Cosmetically the M6500 is similar to the current M6400 model, but the performance under the hood has been massively improved. I was lucky enough to get the "Covet" version of
the machine which has a sweet "blood-orange" colored aluminum skin with a stunning edge to edge RGB LED lit display. While the blood-orange color is sexy when its closed, it's
the color of the display when its opened that continues to blow me away. Not only can it recreate 100% of the Adobe color gamut but it does so with a brightness and intensity
I have never ever seen before... It's really something to behold if you're doing any type of art or graphics work. The M6500 is also the first laptop to use the new Nvidia
Quadro 3800M GPU and Intel's mobile Core i7 chip so the performance is just ridiculous. In just about every test I threw at it the laptop is faster than my full-blown, ten
month old desk-side workstation. The new Intel Core i7 chips have 4 physical cores but hyper-thread out to 8 which Softimage ICE will of course take full advantage of. And as
usual, Nvida ups the bar again with the Quadro 3800M with extremely solid drivers, even on Windows 7... Geez I've written a paragraph about it and I haven't even mentioned it
has 16 gigs of RAM, Two 500 gig RAIDed hard drives for a full terabyte of storage, AND a wicked fast 64 gig Mini-PCI SSD card, its just like another hard drive but silly fast.
I'm telling you, for 3D or any DCC work, this thing is sweeeet!!
Over the years now I have gotten lots of amazing hardware to test and play at Softimage...er Autodesk. Now that I have a blog I'm going to try to share more of that
information with you all so hopefully you find it useful when thinking about hardware. One thing a lot of you probably don't know is how much feedback vendors like Dell, HP,
Nvidia etc.. take from us when designing products for the 3D DCC market. I have to say I was rather honored when Dell approached me almost a year before the first M6400 was
launched to make sure they were on the right path to what our customers wanted in a mobile workstation. I told them I wanted workstation graphics in sexy case, I got aluminum
skinned, blood-orange. I wanted crazy storage, I got 16gigs and a RAID... on a laptop!

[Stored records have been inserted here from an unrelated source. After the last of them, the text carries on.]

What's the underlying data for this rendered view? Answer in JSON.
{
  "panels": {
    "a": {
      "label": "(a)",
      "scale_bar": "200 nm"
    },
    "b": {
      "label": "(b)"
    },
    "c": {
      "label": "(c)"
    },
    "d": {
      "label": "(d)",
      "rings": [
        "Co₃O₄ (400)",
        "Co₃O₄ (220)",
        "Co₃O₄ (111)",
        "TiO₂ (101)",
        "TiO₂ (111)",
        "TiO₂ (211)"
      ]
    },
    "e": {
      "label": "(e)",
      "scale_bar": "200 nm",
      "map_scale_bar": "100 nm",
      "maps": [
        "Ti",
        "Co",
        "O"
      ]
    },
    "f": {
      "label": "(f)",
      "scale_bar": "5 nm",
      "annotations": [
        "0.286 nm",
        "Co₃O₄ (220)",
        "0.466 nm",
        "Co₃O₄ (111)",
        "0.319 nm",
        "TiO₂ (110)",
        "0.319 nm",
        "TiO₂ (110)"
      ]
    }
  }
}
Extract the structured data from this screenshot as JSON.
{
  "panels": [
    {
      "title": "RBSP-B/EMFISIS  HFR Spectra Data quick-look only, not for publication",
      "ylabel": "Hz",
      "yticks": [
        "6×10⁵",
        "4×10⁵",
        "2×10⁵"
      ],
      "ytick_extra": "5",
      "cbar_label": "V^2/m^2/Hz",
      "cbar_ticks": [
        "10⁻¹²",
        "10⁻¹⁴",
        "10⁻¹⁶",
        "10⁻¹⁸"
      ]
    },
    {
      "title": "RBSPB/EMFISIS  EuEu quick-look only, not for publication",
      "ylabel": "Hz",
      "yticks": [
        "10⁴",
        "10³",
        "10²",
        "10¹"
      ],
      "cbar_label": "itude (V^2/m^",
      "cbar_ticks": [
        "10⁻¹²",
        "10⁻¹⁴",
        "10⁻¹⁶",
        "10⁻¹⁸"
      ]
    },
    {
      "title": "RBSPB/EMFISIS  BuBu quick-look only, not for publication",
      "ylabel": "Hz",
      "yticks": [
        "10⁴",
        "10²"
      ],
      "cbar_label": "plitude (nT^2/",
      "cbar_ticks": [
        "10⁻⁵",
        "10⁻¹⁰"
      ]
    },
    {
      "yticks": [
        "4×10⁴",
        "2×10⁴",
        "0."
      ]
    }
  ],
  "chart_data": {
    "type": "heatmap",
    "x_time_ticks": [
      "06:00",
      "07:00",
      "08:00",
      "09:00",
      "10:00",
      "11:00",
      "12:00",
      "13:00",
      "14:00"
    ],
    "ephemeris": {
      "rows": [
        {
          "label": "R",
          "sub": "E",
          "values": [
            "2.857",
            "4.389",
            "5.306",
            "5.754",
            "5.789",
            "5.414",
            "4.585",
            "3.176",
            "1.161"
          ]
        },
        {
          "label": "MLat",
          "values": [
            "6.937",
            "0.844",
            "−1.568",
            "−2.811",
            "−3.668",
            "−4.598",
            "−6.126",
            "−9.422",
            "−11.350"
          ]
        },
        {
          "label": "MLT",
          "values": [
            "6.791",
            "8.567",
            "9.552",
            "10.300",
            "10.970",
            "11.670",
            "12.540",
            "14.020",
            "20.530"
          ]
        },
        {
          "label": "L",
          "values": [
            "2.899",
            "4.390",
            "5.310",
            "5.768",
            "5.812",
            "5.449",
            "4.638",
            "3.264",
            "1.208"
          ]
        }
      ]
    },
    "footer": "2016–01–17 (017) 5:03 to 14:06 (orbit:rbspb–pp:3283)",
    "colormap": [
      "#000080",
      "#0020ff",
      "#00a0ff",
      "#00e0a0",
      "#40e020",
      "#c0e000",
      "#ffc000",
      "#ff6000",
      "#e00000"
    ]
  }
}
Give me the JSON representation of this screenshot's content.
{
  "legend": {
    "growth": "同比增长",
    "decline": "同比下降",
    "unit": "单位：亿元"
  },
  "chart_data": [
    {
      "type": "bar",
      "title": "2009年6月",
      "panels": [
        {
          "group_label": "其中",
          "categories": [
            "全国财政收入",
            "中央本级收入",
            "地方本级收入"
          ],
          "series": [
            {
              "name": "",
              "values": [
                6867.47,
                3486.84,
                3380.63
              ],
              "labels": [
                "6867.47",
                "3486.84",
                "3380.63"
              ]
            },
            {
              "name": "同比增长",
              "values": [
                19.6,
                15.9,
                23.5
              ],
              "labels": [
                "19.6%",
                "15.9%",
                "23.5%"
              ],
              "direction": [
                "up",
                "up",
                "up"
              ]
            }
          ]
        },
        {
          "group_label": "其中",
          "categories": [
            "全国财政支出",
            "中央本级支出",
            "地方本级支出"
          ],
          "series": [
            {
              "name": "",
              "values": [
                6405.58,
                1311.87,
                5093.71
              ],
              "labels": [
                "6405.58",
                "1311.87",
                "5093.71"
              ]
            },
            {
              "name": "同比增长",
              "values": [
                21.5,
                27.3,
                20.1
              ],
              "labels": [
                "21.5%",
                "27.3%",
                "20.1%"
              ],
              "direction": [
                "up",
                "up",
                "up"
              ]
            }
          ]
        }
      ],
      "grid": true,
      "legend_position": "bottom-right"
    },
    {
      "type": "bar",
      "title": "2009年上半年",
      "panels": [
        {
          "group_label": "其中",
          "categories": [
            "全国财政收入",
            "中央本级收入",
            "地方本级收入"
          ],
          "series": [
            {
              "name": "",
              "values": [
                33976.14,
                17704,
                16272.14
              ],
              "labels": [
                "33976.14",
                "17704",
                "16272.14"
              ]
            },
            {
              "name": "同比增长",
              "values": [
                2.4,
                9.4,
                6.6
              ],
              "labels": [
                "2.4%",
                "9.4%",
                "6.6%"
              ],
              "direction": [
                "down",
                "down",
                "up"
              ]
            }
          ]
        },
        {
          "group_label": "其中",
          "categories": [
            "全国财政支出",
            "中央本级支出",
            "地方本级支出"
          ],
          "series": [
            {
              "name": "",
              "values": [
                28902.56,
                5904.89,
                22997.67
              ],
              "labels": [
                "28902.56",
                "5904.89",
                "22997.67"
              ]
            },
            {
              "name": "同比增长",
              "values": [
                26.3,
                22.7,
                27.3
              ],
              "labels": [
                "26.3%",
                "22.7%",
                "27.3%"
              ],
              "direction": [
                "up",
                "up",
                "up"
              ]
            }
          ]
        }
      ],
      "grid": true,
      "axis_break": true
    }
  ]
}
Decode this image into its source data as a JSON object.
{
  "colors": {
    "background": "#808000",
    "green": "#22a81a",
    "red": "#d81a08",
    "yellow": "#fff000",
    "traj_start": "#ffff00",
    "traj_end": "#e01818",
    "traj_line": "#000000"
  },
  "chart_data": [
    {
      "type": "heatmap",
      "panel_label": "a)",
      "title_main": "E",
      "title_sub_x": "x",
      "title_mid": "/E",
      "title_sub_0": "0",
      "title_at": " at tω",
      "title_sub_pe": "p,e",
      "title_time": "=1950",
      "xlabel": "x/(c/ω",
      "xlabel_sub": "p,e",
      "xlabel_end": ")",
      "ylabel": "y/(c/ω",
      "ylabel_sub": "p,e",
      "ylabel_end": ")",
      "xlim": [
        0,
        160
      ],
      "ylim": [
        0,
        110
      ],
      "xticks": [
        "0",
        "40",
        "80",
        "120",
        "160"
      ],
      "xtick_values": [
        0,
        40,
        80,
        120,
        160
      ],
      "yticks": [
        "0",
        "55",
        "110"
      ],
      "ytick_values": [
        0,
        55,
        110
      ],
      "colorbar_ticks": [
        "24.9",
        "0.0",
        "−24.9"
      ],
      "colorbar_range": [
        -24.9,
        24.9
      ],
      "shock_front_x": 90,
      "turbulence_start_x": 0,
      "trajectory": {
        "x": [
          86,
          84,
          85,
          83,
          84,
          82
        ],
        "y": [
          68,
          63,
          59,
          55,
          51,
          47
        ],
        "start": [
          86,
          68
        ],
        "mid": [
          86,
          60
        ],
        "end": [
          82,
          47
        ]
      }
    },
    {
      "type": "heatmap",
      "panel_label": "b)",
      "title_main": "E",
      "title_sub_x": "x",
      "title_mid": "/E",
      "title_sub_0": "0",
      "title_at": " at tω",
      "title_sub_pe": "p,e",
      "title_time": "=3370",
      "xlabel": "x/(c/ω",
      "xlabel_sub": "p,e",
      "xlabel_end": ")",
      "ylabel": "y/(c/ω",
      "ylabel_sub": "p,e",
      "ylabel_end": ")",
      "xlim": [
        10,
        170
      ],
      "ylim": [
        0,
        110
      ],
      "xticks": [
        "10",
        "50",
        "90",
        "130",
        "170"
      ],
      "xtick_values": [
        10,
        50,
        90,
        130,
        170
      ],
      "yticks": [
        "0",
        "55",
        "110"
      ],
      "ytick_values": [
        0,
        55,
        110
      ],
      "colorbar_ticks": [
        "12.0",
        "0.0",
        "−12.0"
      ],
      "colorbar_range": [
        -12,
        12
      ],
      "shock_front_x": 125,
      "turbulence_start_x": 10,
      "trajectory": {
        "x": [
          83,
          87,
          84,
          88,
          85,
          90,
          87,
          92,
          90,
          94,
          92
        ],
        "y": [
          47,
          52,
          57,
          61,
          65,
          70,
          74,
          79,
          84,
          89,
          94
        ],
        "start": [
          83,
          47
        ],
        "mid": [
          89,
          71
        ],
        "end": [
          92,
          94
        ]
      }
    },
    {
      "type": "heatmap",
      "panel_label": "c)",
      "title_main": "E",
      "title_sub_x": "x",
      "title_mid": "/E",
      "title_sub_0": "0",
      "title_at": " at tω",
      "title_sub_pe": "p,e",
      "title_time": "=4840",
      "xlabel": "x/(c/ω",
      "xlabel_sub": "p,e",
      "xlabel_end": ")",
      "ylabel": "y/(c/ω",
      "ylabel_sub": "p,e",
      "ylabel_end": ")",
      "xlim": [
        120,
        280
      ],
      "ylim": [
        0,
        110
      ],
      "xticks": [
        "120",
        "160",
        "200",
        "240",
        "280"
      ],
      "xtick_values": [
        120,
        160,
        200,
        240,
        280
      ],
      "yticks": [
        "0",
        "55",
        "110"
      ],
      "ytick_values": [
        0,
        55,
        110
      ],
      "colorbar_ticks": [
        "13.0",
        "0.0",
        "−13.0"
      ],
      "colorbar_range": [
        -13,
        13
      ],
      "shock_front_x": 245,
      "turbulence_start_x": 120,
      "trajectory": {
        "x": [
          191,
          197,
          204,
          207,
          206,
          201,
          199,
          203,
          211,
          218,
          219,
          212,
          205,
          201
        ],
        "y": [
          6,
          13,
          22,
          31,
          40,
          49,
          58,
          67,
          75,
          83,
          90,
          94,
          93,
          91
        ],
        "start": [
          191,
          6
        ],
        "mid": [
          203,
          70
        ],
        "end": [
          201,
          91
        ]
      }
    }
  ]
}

Early on in I even had little covert dinner with the product designer of the M6400
at a Cheesecake Factory in Redondo Beach where I live. He pulled out some wood mockups to get my opinion on the sleek new orange shell. Very cool indeed. Dell's not the only
vendor I work closely with but they obviously care about what our DCC customers need.
Another thing many of you probably don't know is usually before hardware is even released all of our products go through a rigorous certification program. I used to have this
responsibility when we were Softimage but I've passed that torch to the Autodesk Certification team in Montreal. They have a great group up there who work round the clock
testing drivers, reporting bugs to the hardware vendors, everything to make sure all the Autodesk products work properly on "Certified Hardware". I know the certified hardware
generally costs more than the consumer counterpart but trust me, there's a lot of good reasons why.
If you want to see a video of yours truly with the original M6400 Covet, check it out: http://www.youtube.com/watch?v=chWt8xHaGqw
Well that's it for now, hope to see you in Vancouver!!